“We Don’t Know How to Get There”
This morning I attended a breakfast meeting put on by the Urban Land Institute featuring a presentation by Ewe Brandes on their recently published book “Growing Cooler,” which details the relationship between housing density and greenhouse gas emissions (see related post here). The room was filled with the likes of Diane Sugimura and Joe Tovar, along with the typical ULI real estate development crowd and a smattering of architects.
During the opening talks given by Bert Gregory of Mithun and a woman (I’ll get the name) with King County, and through the wonky (as he put it) presentation by Brandes, I kept having the feeling I was witnessing something almost religious in nature. Terms like “new economy” and “paradigm shift” and “new American dream” flowed freely. Now, I’m about as cynically skeptical as they come, but this sort of language in this context wasn’t setting off any of my highly sensitive bullshit detectors. On the contrary, I found it moving, and dare I say, hopeful.

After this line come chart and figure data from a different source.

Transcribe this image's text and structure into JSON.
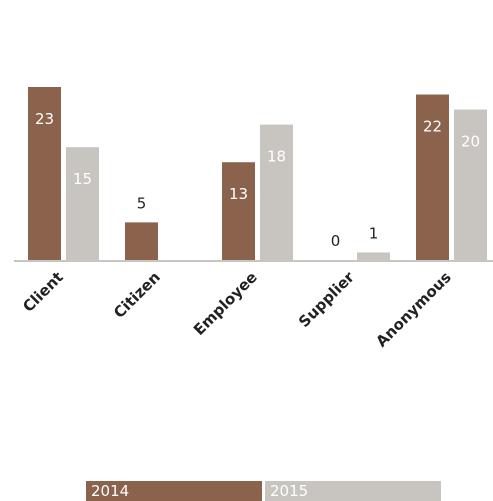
{
  "chart_data": {
    "type": "bar",
    "categories": [
      "Client",
      "Citizen",
      "Employee",
      "Supplier",
      "Anonymous"
    ],
    "series": [
      {
        "name": "2014",
        "color": "#8b624c",
        "values": [
          23,
          5,
          13,
          0,
          22
        ]
      },
      {
        "name": "2015",
        "color": "#c8c4c0",
        "values": [
          15,
          0,
          18,
          1,
          20
        ]
      }
    ],
    "ylim": [
      0,
      23
    ],
    "grid": false,
    "legend_position": "bottom"
  },
  "legend": {
    "items": [
      "2014",
      "2015"
    ]
  }
}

Brandes wrapped up his talk discussing the reductions that the IPCC is calling for–70 to 80% from 1990 levels by 2050–and how difficult that will be, and how we have loads of potential ideas and strategies but it’s all so complex no one can possibly integrate it all into one well-defined plan of action, much less get everyone to adopt such a plan.
And the very last thing he said was this: “We don’t know how to get there.” Tell it like it is, brother!